Santa Cristina

La chiesa è lì da secoli, sorta lungo l’antico percorso che collegava la sede plebana di Tresivio ai borghi di Ponte, Chiuro e Castionetto. Se ne parla già in un documento del 1355 nel quale si fa riferimento al "monaco" della chiesa di Santa Cristina di Ponte, investito di un sedime di casa lastricata, con stalla, masone e cucina. 
Probabilmente la chiesa era officiata abitualmente, fin tanto che quella di San Maurizio non venne ampliata, verso la metà del 1400.  Nel 1457 parte del beneficio (cioè il complesso di beni la cui rendita consentiva il mantenimento di un celebrante) fu accorpato ai beni parrocchiali, con la motivazione che, ormai, nessun sacerdote celebrava più, se non occasionalmente, in Santa Cristina, mentre nella chiesa di San Maurizio affluiva quotidianamente una moltitudine di fedeli. 
Non per questo la struttura venne abbandonata: "… sulla strada di Tresivio vi è una chiesa dedicata a Santa Cristina, parimenti dotata di beneficio". Così annotava, infatti, l’estensore della descrizione della Valtellina redatta in occasione della visita pastorale di Monsignor Feliciano Ninguarda nel 1593.
Sul finire del ‘500, per interessamento del curato Defendente Quadrio, venne realizzato "l’antiportico". Un lascito di 13 lire imperiali a favore dell’edificio veniva disposto nel 1597 da Ulisse Quadrio.

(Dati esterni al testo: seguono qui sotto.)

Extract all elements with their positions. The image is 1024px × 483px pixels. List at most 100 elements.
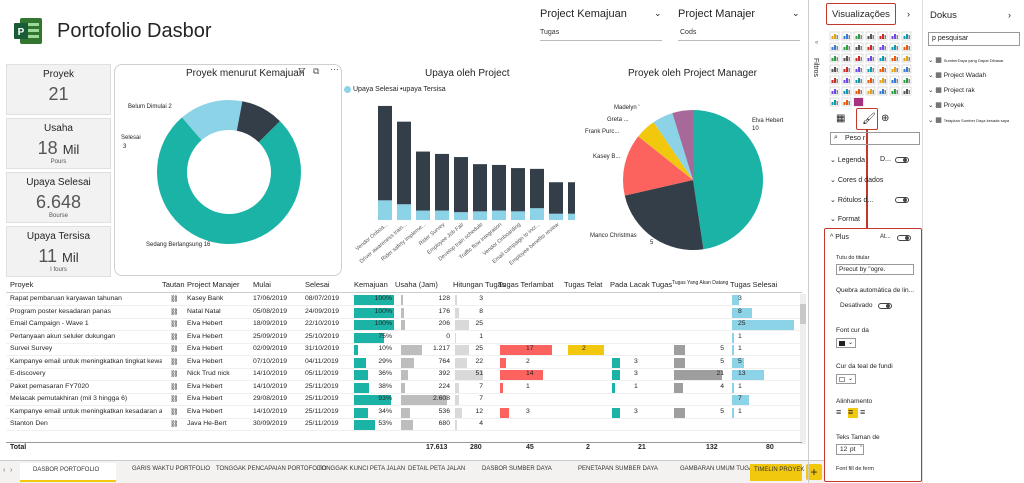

Il vescovo Filippo Archinti, in visita pastorale nel 1614-15 raggiungeva la chiesa, pur discosta dal centro del paese, e suggeriva che si adottasse un altare portatile da usare in caso di celebrazioni, che si rifacesse il pavimento, che il soffitto a capriate venisse coperto da una volta e si imbiancassero i muri. Dava inoltre disposizione perché le finestre sulla facciata, aperte sino a terra, venissero murate.  
Monsignor Olgiati, in visita nel 1730, trovava la volta de recenti aedificata et dealbata, cioè appena fatta e imbiancata; il pavimento, sia esternamente che internamente alla cappella, risultava però ancora "rude". 
La cura della chiesa è testimoniata anche dalla presenza, nel 1766, di una tela raffigurante la Santa titolare racchiusa entro cornice lignea; della tela purtroppo non si ha più alcuna notizia.  I paramenti venivano forniti, all’occorrenza, dalla chiesa parrocchiale.
Sono, quelle sopra accennate, date importanti che ci permettono di ricostruire le vicende architettoniche -edilizie e, contemporaneamente, evidenziano la preoccupazione che l’edificio fosse sempre degnamente conservato e che vi si potesse celebrare la Santa Messa. 
Sfogliando il registro delle spese sostenute dalla parrocchia, troviamo annotati interventi consistenti riguardanti il tetto e il coro, realizzati tra il 1685 e il 1694. Nel 1715 venne affrescata l’abside dal pittore Pietro Bianchi: esili tracce sono ancora visibili. Un ulteriore intervento consistente venne effettuato nel 1897; a dimostrazione della cura con la quale ancora si conservava la chiesa e del culto tributato alla Santa, nel 1900 venne fatta realizzare unna pala d’altare a Giovanni Gavazzeni di Talamona. Il bel quadro è oggi conservato nel museo parrocchiale.
Dalla fine degli anni ‘60 del secolo scorso (esiste una fotografia dell’altare ancora integro risalente al 1968), la chiesa ha subito un progressivo abbandono cui si è accompagnata una inesorabile – e inaccettabile – decadenza.